BVerfG sieht einen Verstoß gegen den allgemeinen Gleichheitssatz
Der Zweite Senat des BVerfG hat mit einer Mehrheit von 5 zu 3 Stimmen entschieden, dass die Neuregelung in § 4 Abs. 5 Satz 1 Nr. 6b EStG gegen den allgemeinen Gleichheitssatz verstößt, soweit die Aufwendungen für ein häusliches Arbeitszimmer auch dann von der steuerlichen Berücksichtigung ausgeschlossen sind, wenn für die betriebliche oder berufliche Tätigkeit kein anderer Arbeitsplatz zur Verfügung steht.
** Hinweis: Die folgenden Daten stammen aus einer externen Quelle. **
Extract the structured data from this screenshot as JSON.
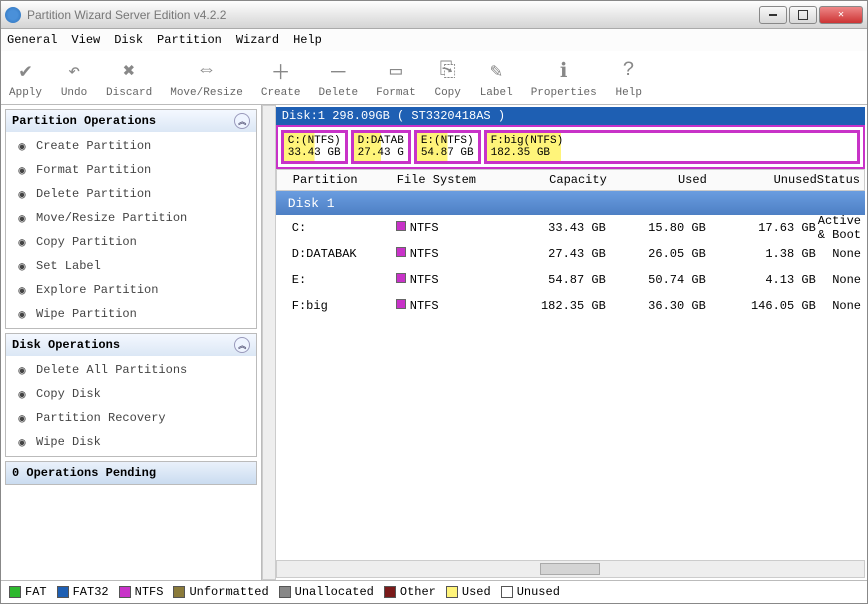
{
  "window": {
    "title": "Partition Wizard Server Edition v4.2.2"
  },
  "menu": [
    "General",
    "View",
    "Disk",
    "Partition",
    "Wizard",
    "Help"
  ],
  "toolbar": [
    {
      "label": "Apply",
      "glyph": "✔"
    },
    {
      "label": "Undo",
      "glyph": "↶"
    },
    {
      "label": "Discard",
      "glyph": "✖"
    },
    {
      "label": "Move/Resize",
      "glyph": "⇔"
    },
    {
      "label": "Create",
      "glyph": "＋"
    },
    {
      "label": "Delete",
      "glyph": "－"
    },
    {
      "label": "Format",
      "glyph": "▭"
    },
    {
      "label": "Copy",
      "glyph": "⎘"
    },
    {
      "label": "Label",
      "glyph": "✎"
    },
    {
      "label": "Properties",
      "glyph": "ℹ"
    },
    {
      "label": "Help",
      "glyph": "?"
    }
  ],
  "sidebar": {
    "partition_ops": {
      "title": "Partition Operations",
      "items": [
        "Create Partition",
        "Format Partition",
        "Delete Partition",
        "Move/Resize Partition",
        "Copy Partition",
        "Set Label",
        "Explore Partition",
        "Wipe Partition"
      ]
    },
    "disk_ops": {
      "title": "Disk Operations",
      "items": [
        "Delete All Partitions",
        "Copy Disk",
        "Partition Recovery",
        "Wipe Disk"
      ]
    },
    "pending": {
      "title": "0 Operations Pending"
    }
  },
  "disk": {
    "header": "Disk:1 298.09GB  ( ST3320418AS )",
    "partitions_map": [
      {
        "line1": "C:(NTFS)",
        "line2": "33.43 GB"
      },
      {
        "line1": "D:DATAB",
        "line2": "27.43 G"
      },
      {
        "line1": "E:(NTFS)",
        "line2": "54.87 GB"
      },
      {
        "line1": "F:big(NTFS)",
        "line2": "182.35 GB"
      }
    ],
    "columns": [
      "Partition",
      "File System",
      "Capacity",
      "Used",
      "Unused",
      "Status"
    ],
    "group": "Disk 1",
    "rows": [
      {
        "part": "C:",
        "fs": "NTFS",
        "cap": "33.43 GB",
        "used": "15.80 GB",
        "unused": "17.63 GB",
        "status": "Active & Boot"
      },
      {
        "part": "D:DATABAK",
        "fs": "NTFS",
        "cap": "27.43 GB",
        "used": "26.05 GB",
        "unused": "1.38 GB",
        "status": "None"
      },
      {
        "part": "E:",
        "fs": "NTFS",
        "cap": "54.87 GB",
        "used": "50.74 GB",
        "unused": "4.13 GB",
        "status": "None"
      },
      {
        "part": "F:big",
        "fs": "NTFS",
        "cap": "182.35 GB",
        "used": "36.30 GB",
        "unused": "146.05 GB",
        "status": "None"
      }
    ]
  },
  "legend": [
    {
      "label": "FAT",
      "color": "#2eb82e"
    },
    {
      "label": "FAT32",
      "color": "#1e5fb3"
    },
    {
      "label": "NTFS",
      "color": "#c832c8"
    },
    {
      "label": "Unformatted",
      "color": "#8a7a3a"
    },
    {
      "label": "Unallocated",
      "color": "#888"
    },
    {
      "label": "Other",
      "color": "#7a1a1a"
    },
    {
      "label": "Used",
      "color": "#fff47a"
    },
    {
      "label": "Unused",
      "color": "#fff"
    }
  ]
}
Betrieblich oder beruflich veranlasste Aufwendungen sind weiterhin grundsätzlich abziehbar
Der allgemeine Gleichheitssatz verlange nach Auffassung des BVerfG vom Einkommensteuergesetzgeber eine an der finanziellen Leistungsfähigkeit ausgerichtete hinreichend folgerichtige Ausgestaltung seiner Belastungsentscheidungen. Die für die Lastengleichheit im Einkommensteuerrecht maßgebliche finanzielle Leistungsfähigkeit bemesse sich unter anderem nach dem objektiven Nettoprinzip. Danach seien betrieblich oder beruflich veranlasste Aufwendungen als Betriebsausgaben oder Werbungskosten von der Bemessungsgrundlage abziehbar. Benachteiligende Ausnahmen von dieser Belastungsgrundentscheidung des Einkommensteuergesetzgebers bedürften eines besonderen sachlichen Grundes, um den Anforderungen des allgemeinen Gleichheitssatzes zu genügen.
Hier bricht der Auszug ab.